The following is an excerpt from OpinionJournal.com’s “Best of the Web” written by the editor, James Taranto.

Help Wanted
“Bank Rob Crew Sought”–headline, WSB-AM Web site (Atlanta), Dec. 18

Is ‘Social Work’ Mere Ideology?
“A former student at the Rhode Island College School of Social Work is suing the school and several of his professors for discrimination, saying he was persecuted by the school’s ‘liberal political machine’ for being a conservative,” Fox News reports:

William Felkner, 45, says the New England college and six professors wouldn’t approve his final project on welfare reform because he was on the “wrong” side of political issues and countered the school’s “progressive” liberal agenda.

Felkner said his problems with his professors began in his first semester, in the fall of 2004, when he objected in an e-mail to one of his professors that the school was showing and promoting Michael Moore’s “Fahrenheit 9/11” on campus. He said he objected because no opposing point of view was presented.

He said Professor James Ryczek wrote to him on Oct. 15, 2004, saying he was proud of his bias and questioning Felkner’s ability to “fit with the profession.”

“I think the biases and predilections I hold toward how I see the world and how it should be are why I am a social worker. In the words of a colleague, I revel in my biases,” he wrote. . . .

Felkner says he was also discriminated against by Professor Roberta Pearlmutter, who he says refused to allow him to participate in a group project lobbying for a conservative issue because the assignment was to lobby for a liberal issue. He alleges that Perlmutter spent a 50-minute class “assailing” his views and allowed students to openly ridicule his conservative positions, and that she reduced his grade because he was not “progressive.”

This quote from a social-work prof at another college intrigued us:

Kim Strom-Gottfried, professor of social work at U.N.C. Chapel Hill, said that faculty members should not impose their politics on students.

“My bottom line is I think clearly as faculty we have to appraise our students based on required competencies and demonstrations of that, whether critical thinking or whatever, but there shouldn’t be a belief litmus test for joining the profession or for an assignment,” Strom-Gottfried said.

“The questions I have in cases such as his–why would someone choose to affiliate with a profession that’s so at odds with his beliefs and his value-base? That’s always a question for me,” she said.

A curious attitude: She doesn’t approve of the faculty imposing its politics, but she seems to think those politics are inherent to the “profession,” so that social work is “at odds” with the “beliefs” and “value-base” of anyone who is conservative politically.

As we tried to make sense of this, we realized that we really don’t know exactly what “social work” is.
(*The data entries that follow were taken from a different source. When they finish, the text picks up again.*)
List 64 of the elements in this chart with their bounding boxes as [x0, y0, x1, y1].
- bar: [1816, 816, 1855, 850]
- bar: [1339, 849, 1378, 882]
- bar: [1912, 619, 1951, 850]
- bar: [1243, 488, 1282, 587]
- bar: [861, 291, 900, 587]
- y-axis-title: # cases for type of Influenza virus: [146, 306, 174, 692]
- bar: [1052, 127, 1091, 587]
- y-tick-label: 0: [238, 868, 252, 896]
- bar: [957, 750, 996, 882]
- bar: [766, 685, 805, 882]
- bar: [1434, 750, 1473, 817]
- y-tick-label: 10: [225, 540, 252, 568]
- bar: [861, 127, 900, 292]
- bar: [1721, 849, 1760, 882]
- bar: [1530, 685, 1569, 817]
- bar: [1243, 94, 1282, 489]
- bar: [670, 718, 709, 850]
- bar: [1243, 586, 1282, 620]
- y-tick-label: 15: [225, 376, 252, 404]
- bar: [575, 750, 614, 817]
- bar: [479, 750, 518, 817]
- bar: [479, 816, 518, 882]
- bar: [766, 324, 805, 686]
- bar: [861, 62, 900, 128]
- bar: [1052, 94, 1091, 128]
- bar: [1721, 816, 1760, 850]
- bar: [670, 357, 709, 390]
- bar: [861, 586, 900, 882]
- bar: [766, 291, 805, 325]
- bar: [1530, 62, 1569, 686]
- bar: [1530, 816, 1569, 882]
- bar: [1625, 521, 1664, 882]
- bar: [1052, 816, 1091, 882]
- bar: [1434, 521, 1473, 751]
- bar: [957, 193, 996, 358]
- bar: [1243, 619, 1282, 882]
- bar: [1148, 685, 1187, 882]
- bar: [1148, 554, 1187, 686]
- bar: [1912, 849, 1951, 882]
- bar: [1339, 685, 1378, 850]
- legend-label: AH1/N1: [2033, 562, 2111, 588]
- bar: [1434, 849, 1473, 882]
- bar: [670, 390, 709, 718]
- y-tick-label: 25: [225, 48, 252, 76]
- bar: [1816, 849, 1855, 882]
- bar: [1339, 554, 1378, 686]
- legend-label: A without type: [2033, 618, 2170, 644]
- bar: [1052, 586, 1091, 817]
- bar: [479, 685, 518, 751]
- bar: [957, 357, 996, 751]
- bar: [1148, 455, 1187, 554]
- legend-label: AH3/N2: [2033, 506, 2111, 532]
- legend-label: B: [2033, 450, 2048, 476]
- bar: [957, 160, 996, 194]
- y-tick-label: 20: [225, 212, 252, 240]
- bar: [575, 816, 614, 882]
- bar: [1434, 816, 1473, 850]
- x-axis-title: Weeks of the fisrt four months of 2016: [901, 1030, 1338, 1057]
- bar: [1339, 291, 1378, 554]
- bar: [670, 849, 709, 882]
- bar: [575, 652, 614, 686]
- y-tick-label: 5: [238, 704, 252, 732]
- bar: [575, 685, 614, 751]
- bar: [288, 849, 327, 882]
We tracked down this definition from the Web site of the International Federation of Social Workers:

The social work profession promotes social change, problem solving in human relationships and the empowerment and liberation of people to enhance well-being. Utilising theories of human behaviour and social systems, social work intervenes at the points where people interact with their environments. Principles of human rights and social justice are fundamental to social work.

This does have an ideological tilt that you wouldn’t find in, say, the study of physics. Yet social work does at least have pretensions of science:

Social work bases its methodology on a systematic body of evidence-based knowledge derived from research and practice evaluation, including local and indigenous knowledge specific to its context.

If you were really interested in applying “evidence-based knowledge” in the furtherance of “social justice,” studying welfare reform would seem an eminently worthy endeavor. But if Felkner’s allegations are true, the members of the faculty at the Rhode Island College School of Social Work have already made up their mind. Whatever element of science there is in social work has given way to prejudice and preconception. If Felkner proves his case, lawmakers in Providence might consider doing the taxpayers a favor and simply shutting the school down.